In our daily interactions with the Swiss investment community we see very little evidence of the arrival of London-based fund managers fleeing the UK to Switzerland so we don’t believe there will be much impact on the targeting efforts of IROs for the time being.
As Bill McIntosh of the Hedge Fund Journal points out in a recent article, as much as 90% of the European industry’s $300 billion plus in assets is managed, directly or indirectly, from London and it is likely to stay that way. He explains that “There is a lot of talk, not too much action,” but points out that “anecdotal evidence suggests that many small-to-medium sized firms are also looking to enhance their operational flexibility. One thing that is occurring, according to a leading prime broker, is that firms are exploring setting up a management company in a more tax efficient locale. This is seeing some funds set up a second leg in Switzerland but still keep London as the main operating centre. Though London is expected to be the top European financial services hub for the foreseeable future, hedge fund principals can decamp to build a second leg but still visit the UK weekly or fortnightly, thus escaping the clutches of the Inland Revenue.”

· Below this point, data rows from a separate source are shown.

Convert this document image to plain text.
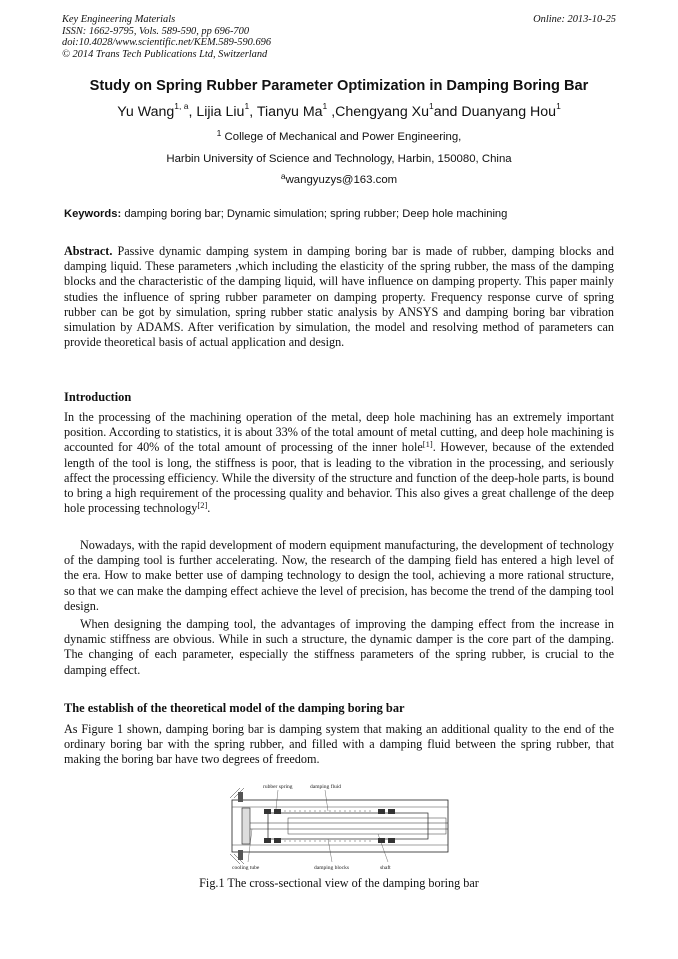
Key Engineering Materials
ISSN: 1662-9795, Vols. 589-590, pp 696-700
doi:10.4028/www.scientific.net/KEM.589-590.696
© 2014 Trans Tech Publications Ltd, Switzerland
Online: 2013-10-25
Study on Spring Rubber Parameter Optimization in Damping Boring Bar
Yu Wang$^{1, a}$, Lijia Liu$^1$, Tianyu Ma$^1$ ,Chengyang Xu$^1$and Duanyang Hou$^1$
$^1$ College of Mechanical and Power Engineering,
Harbin University of Science and Technology, Harbin, 150080, China
$^a$wangyuzys@163.com
Keywords: damping boring bar; Dynamic simulation; spring rubber; Deep hole machining
Abstract. Passive dynamic damping system in damping boring bar is made of rubber, damping blocks and damping liquid. These parameters ,which including the elasticity of the spring rubber, the mass of the damping blocks and the characteristic of the damping liquid, will have influence on damping property. This paper mainly studies the influence of spring rubber parameter on damping property. Frequency response curve of spring rubber can be got by simulation, spring rubber static analysis by ANSYS and damping boring bar vibration simulation by ADAMS. After verification by simulation, the model and resolving method of parameters can provide theoretical basis of actual application and design.
Introduction
In the processing of the machining operation of the metal, deep hole machining has an extremely important position. According to statistics, it is about 33% of the total amount of metal cutting, and deep hole machining is accounted for 40% of the total amount of processing of the inner hole[1]. However, because of the extended length of the tool is long, the stiffness is poor, that is leading to the vibration in the processing, and seriously affect the processing efficiency. While the diversity of the structure and function of the deep-hole parts, is bound to bring a high requirement of the processing quality and behavior. This also gives a great challenge of the deep hole processing technology[2].
Nowadays, with the rapid development of modern equipment manufacturing, the development of technology of the damping tool is further accelerating. Now, the research of the damping field has entered a high level of the era. How to make better use of damping technology to design the tool, achieving a more rational structure, so that we can make the damping effect achieve the level of precision, has become the trend of the damping tool design.
When designing the damping tool, the advantages of improving the damping effect from the increase in dynamic stiffness are obvious. While in such a structure, the dynamic damper is the core part of the damping. The changing of each parameter, especially the stiffness parameters of the spring rubber, is crucial to the damping effect.
The establish of the theoretical model of the damping boring bar
As Figure 1 shown, damping boring bar is damping system that making an additional quality to the end of the ordinary boring bar with the spring rubber, and filled with a damping fluid between the spring rubber, that making the boring bar have two degrees of freedom.
rubber spring	damping fluid
cooling tube	damping blocks	shaft
Fig.1 The cross-sectional view of the damping boring bar
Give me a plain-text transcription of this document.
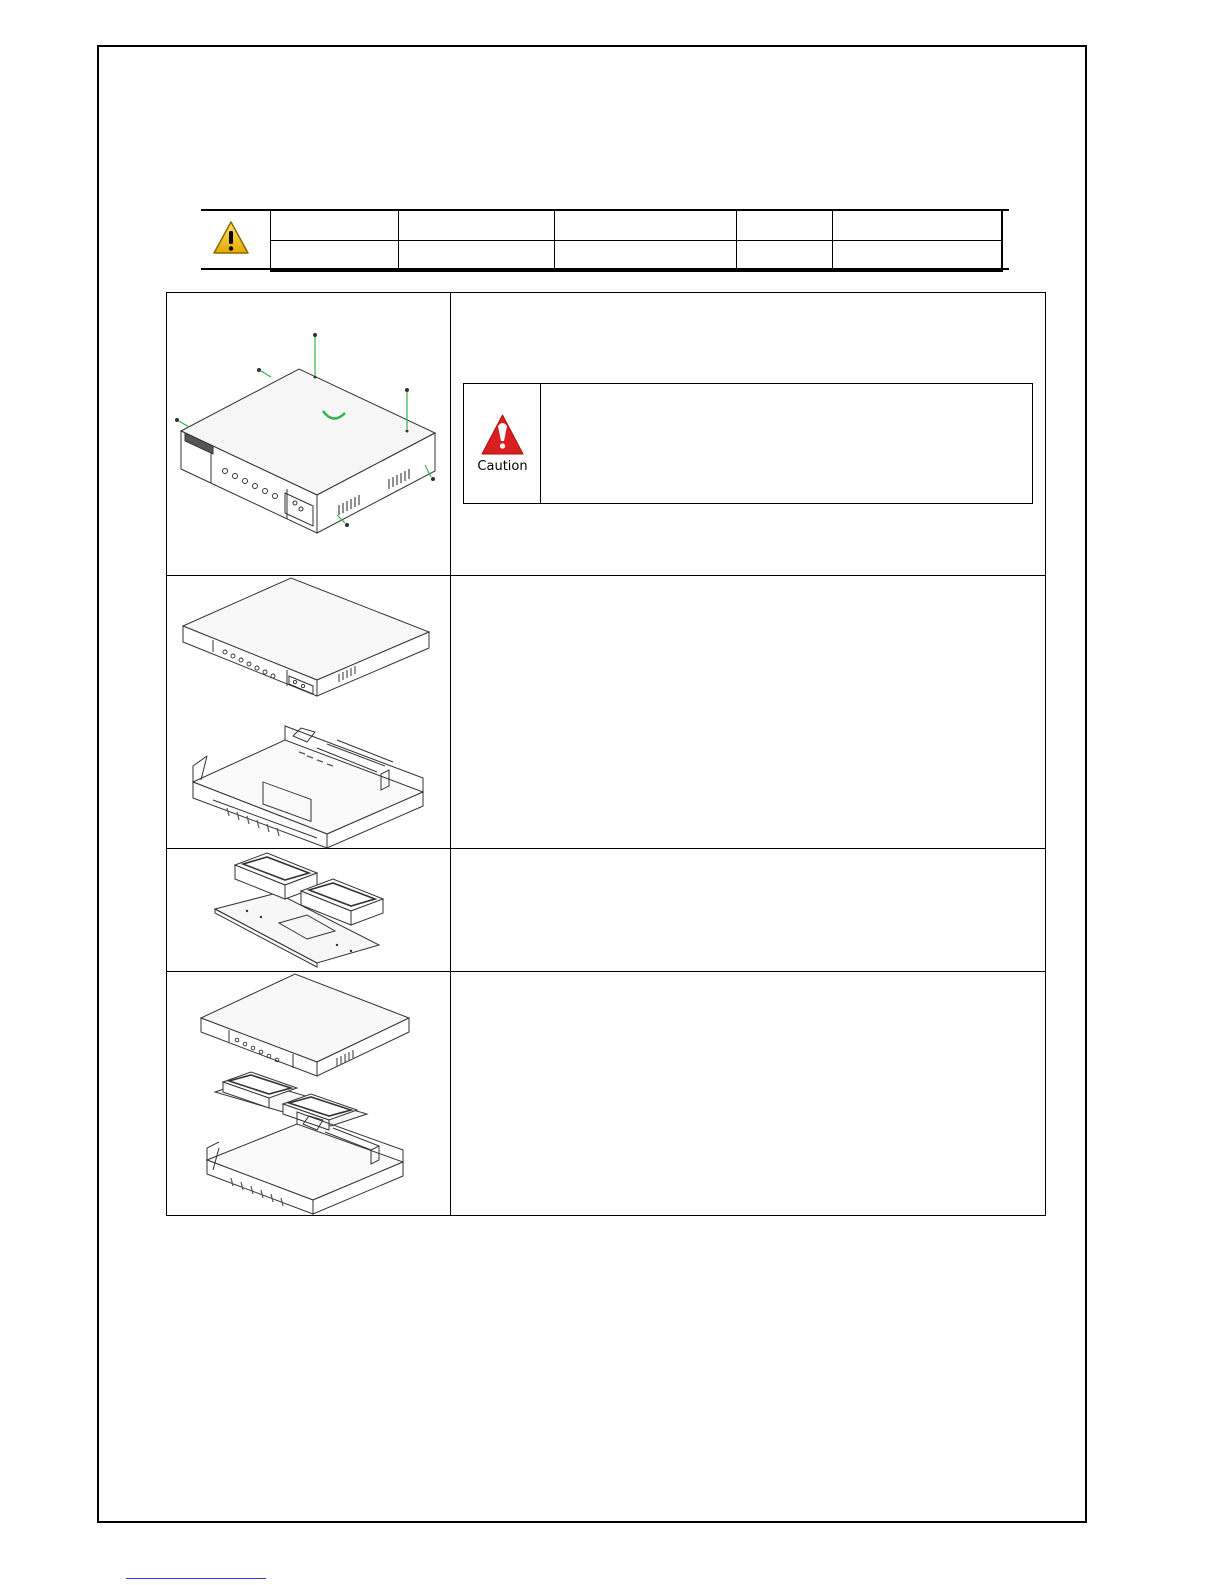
Caution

He goes on to point out that “Another spur for setting up a Swiss office is to take advantage of the light regulatory structure. At a time when regulatory upheaval is a certainty in both Europe and the US, the Swiss system’s use of referenda means that change, if it comes, will be slow. But it could be tricky to decamp completely from the UK in case the AIM directive puts heavy restrictions on non-EU funds. So it seems likely that firms will want to guard their EU regulatory optionality by keeping a London presence. Having dual offices thus gives a fund a regulatory toe-hold in each system.”
“Consultants and managers note that life style, too, is a key consideration. Firms that canvas their partners about moving abroad often find it difficult to convince wives and family to rip up their lifestyles and relationships. The Swiss Alps may be beautiful and have their fans, especially among partners with young families, but the cantons around Zurich can be tough socially for non-German speakers. And Zurich, whatever its charms, pales beside London as a cultural and entertainment centre.”
“Nor should it be forgotten that Switzerland is itself badly bruised from the credit crunch. Private bank customers in Geneva lost an estimated $7 billion in Madoff and many funds-of-funds in the city are still bleeding. The woes that have afflicted UBS have ensured that Zurich, too, has felt the pain. Moreover, capital is flowing out as tax amnesties in Italy and Germany encourage investors to bring money home.“
Talk of London-based hedge fund exodus to Switzerland is exaggerated. Indeed, the fall of sterling against the euro and the Swiss franc even gives the UK a competitive cost advantage.